Other days, I reflect on my last month with him. I was filled with so much rage. My mind could only work in technical and medical terms. I feared letting even one tear fall in front of him, lest he lose hope for his own life. I would sob in front of my partner, realizing I was already grieving him. My mind knew what my heart refused to accept—he was not going to be here much longer.


I wish I had been softer with him then. I wish instead of focusing on the next medicine or treatment or appointment, I had just sat and held his hand.


Yet I know I couldn’t. The little girl in me was losing her darling papa, and her heart was being ripped apart. She was angry at herself and the world for not being able to fix this for him. If she had let softness in, she wasn’t sure she could have kept going without falling apart.


He loved me so deeply that his actions are etched into my heart. We didn’t say “I love you” or have bedtime routines in our family. I didn’t need those to know I was deeply loved. He showed me—through every life decision, every step of the way. How do you navigate the loss of someone who loved you so preciously, in a way no one else ever can?


I also grieve his last few months—the pain he endured. I loved him fiercely—maybe not as much as he loved me, but pretty darn close—that memories of him in pain make my body stiffen. He met all the changes in his life with such immense grace that I am sometimes left wondering if there were undiscovered parts of him I never got to know. The calm, patience, and gratitude he showed were beautiful sides of him that I will carry in my heart.

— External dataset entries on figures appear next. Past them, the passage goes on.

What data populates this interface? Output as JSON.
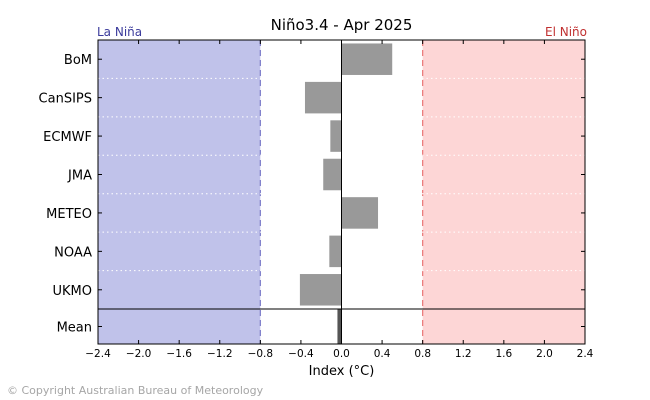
{
  "chart_data": {
    "type": "bar",
    "orientation": "horizontal",
    "title": "Niño3.4 - Apr 2025",
    "xlabel": "Index (°C)",
    "ylabel": "",
    "xlim": [
      -2.4,
      2.4
    ],
    "xticks": [
      -2.4,
      -2.0,
      -1.6,
      -1.2,
      -0.8,
      -0.4,
      0.0,
      0.4,
      0.8,
      1.2,
      1.6,
      2.0,
      2.4
    ],
    "xtick_labels": [
      "−2.4",
      "−2.0",
      "−1.6",
      "−1.2",
      "−0.8",
      "−0.4",
      "0.0",
      "0.4",
      "0.8",
      "1.2",
      "1.6",
      "2.0",
      "2.4"
    ],
    "categories": [
      "BoM",
      "CanSIPS",
      "ECMWF",
      "JMA",
      "METEO",
      "NOAA",
      "UKMO",
      "Mean"
    ],
    "values": [
      0.5,
      -0.36,
      -0.11,
      -0.18,
      0.36,
      -0.12,
      -0.41,
      -0.04
    ],
    "la_nina": {
      "label": "La Niña",
      "threshold": -0.8,
      "fill": "#c0c2ea",
      "line": "#7a7ac8",
      "text_color": "#3b3b9c"
    },
    "el_nino": {
      "label": "El Niño",
      "threshold": 0.8,
      "fill": "#fdd6d6",
      "line": "#e87575",
      "text_color": "#c03030"
    },
    "bar_color": "#999999",
    "mean_bar_color": "#555555",
    "grid": true
  },
  "footer": {
    "copyright": "© Copyright Australian Bureau of Meteorology"
  }
}
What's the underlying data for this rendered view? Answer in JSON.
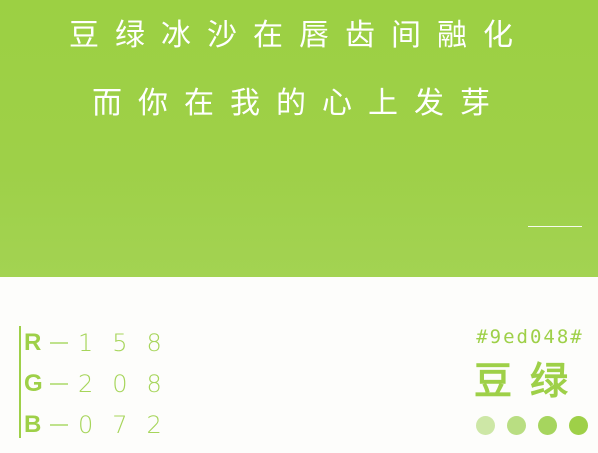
{
  "poem": {
    "line1": "豆绿冰沙在唇齿间融化",
    "line2": "而你在我的心上发芽"
  },
  "rgb": [
    {
      "letter": "R",
      "value": "158"
    },
    {
      "letter": "G",
      "value": "208"
    },
    {
      "letter": "B",
      "value": "072"
    }
  ],
  "hex": "#9ed048#",
  "color_name": "豆绿",
  "colors": {
    "accent": "#9ed048",
    "banner": "#9ed048",
    "swatches": [
      "#cde7a6",
      "#b9de82",
      "#a6d55e",
      "#9ed048"
    ]
  }
}
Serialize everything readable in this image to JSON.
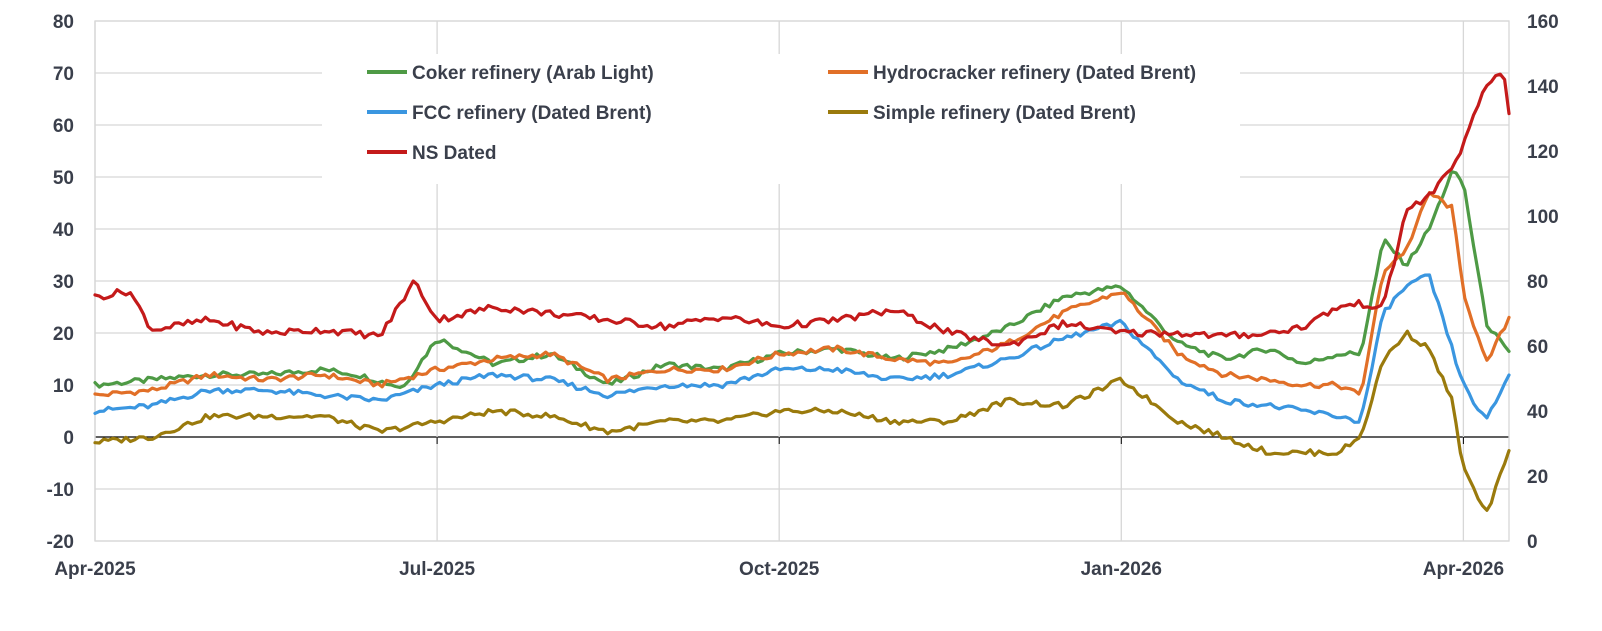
{
  "chart_data": {
    "type": "line",
    "title": "",
    "xlabel": "",
    "ylabel": "",
    "y2label": "",
    "x_ticks": [
      "Apr-2025",
      "Jul-2025",
      "Oct-2025",
      "Jan-2026",
      "Apr-2026"
    ],
    "ylim": [
      -20,
      80
    ],
    "y_ticks": [
      "80",
      "70",
      "60",
      "50",
      "40",
      "30",
      "20",
      "10",
      "0",
      "-10",
      "-20"
    ],
    "y2lim": [
      0,
      160
    ],
    "y2_ticks": [
      "160",
      "140",
      "120",
      "100",
      "80",
      "60",
      "40",
      "20",
      "0"
    ],
    "grid": true,
    "legend_position": "top",
    "x_units": "months since Apr-2025",
    "series": [
      {
        "name": "Coker refinery (Arab Light)",
        "color": "#4e9a45",
        "axis": "left",
        "x": [
          0,
          0.5,
          1,
          1.5,
          2,
          2.3,
          2.7,
          3,
          3.5,
          4,
          4.5,
          5,
          5.5,
          6,
          6.5,
          7,
          7.5,
          8,
          8.5,
          9,
          9.5,
          9.9,
          10.3,
          10.6,
          10.9,
          11.1,
          11.3,
          11.5,
          11.7,
          11.9,
          12.0,
          12.2,
          12.4
        ],
        "values": [
          10,
          11,
          12,
          12,
          13,
          12,
          9.5,
          19,
          14,
          16,
          10,
          14,
          13,
          16,
          17,
          15,
          17,
          21,
          27,
          29,
          18,
          15,
          17,
          14,
          16,
          16,
          38,
          33,
          40,
          51,
          49,
          22,
          16
        ]
      },
      {
        "name": "Hydrocracker refinery (Dated Brent)",
        "color": "#e16f27",
        "axis": "left",
        "x": [
          0,
          0.5,
          1,
          1.5,
          2,
          2.5,
          3,
          3.5,
          4,
          4.5,
          5,
          5.5,
          6,
          6.5,
          7,
          7.5,
          8,
          8.5,
          9,
          9.5,
          9.9,
          10.3,
          10.6,
          10.9,
          11.1,
          11.3,
          11.5,
          11.7,
          11.9,
          12.0,
          12.2,
          12.4
        ],
        "values": [
          8,
          9,
          12,
          11,
          12,
          10,
          13,
          15,
          16,
          11,
          13,
          13,
          16,
          17,
          15,
          14,
          18,
          24,
          28,
          16,
          12,
          11,
          10,
          10,
          8,
          32,
          36,
          47,
          44,
          28,
          14,
          23
        ]
      },
      {
        "name": "FCC refinery (Dated Brent)",
        "color": "#3a96e0",
        "axis": "left",
        "x": [
          0,
          0.5,
          1,
          1.5,
          2,
          2.5,
          3,
          3.5,
          4,
          4.5,
          5,
          5.5,
          6,
          6.5,
          7,
          7.5,
          8,
          8.5,
          9,
          9.5,
          9.9,
          10.3,
          10.6,
          10.9,
          11.1,
          11.3,
          11.5,
          11.7,
          11.9,
          12.0,
          12.2,
          12.4
        ],
        "values": [
          5,
          6,
          9,
          9,
          8,
          7,
          10,
          12,
          11,
          8,
          10,
          10,
          13,
          13,
          11,
          12,
          15,
          19,
          22,
          11,
          7,
          6,
          5,
          4,
          3,
          24,
          29,
          31,
          17,
          10,
          3,
          12
        ]
      },
      {
        "name": "Simple refinery (Dated Brent)",
        "color": "#9a7a0c",
        "axis": "left",
        "x": [
          0,
          0.5,
          1,
          1.5,
          2,
          2.5,
          3,
          3.5,
          4,
          4.5,
          5,
          5.5,
          6,
          6.5,
          7,
          7.5,
          8,
          8.5,
          9,
          9.5,
          9.9,
          10.3,
          10.6,
          10.9,
          11.1,
          11.3,
          11.5,
          11.7,
          11.9,
          12.0,
          12.2,
          12.4
        ],
        "values": [
          -1,
          0,
          4,
          4,
          4,
          1,
          3,
          5,
          4,
          1,
          3,
          3,
          5,
          5,
          3,
          3,
          7,
          6,
          11,
          3,
          0,
          -3,
          -3,
          -3,
          0,
          15,
          20,
          17,
          7,
          -6,
          -15,
          -3
        ]
      },
      {
        "name": "NS Dated",
        "color": "#c41a1a",
        "axis": "right",
        "x": [
          0,
          0.3,
          0.5,
          1,
          1.5,
          2,
          2.5,
          2.8,
          3,
          3.5,
          4,
          4.5,
          5,
          5.5,
          6,
          6.5,
          7,
          7.5,
          8,
          8.5,
          9,
          9.5,
          9.9,
          10.3,
          10.6,
          10.9,
          11.1,
          11.3,
          11.5,
          11.7,
          11.9,
          12.0,
          12.2,
          12.35,
          12.4
        ],
        "values": [
          75,
          77,
          65,
          68,
          64,
          65,
          63,
          80,
          68,
          72,
          70,
          68,
          66,
          69,
          66,
          68,
          71,
          64,
          60,
          67,
          64,
          64,
          63,
          64,
          66,
          72,
          73,
          72,
          102,
          106,
          115,
          122,
          140,
          145,
          132
        ]
      }
    ]
  }
}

This is grief. Messy thoughts. Insufficient words. A deep pain that lives in the fibers of the body. It is not supposed to make sense. We aren’t meant to grieve from the mind. That would not be fair to the memory of someone who lives in our hearts.


If you are grieving someone or something, I hope you have the space to feel without an expiration date, and the support to let yourself be held.


I only wish he can feel this love wherever his soul might be. May his entire being have a deep knowing that he was fiercely loved by three women, and so deeply cherished that he continues on in our hearts.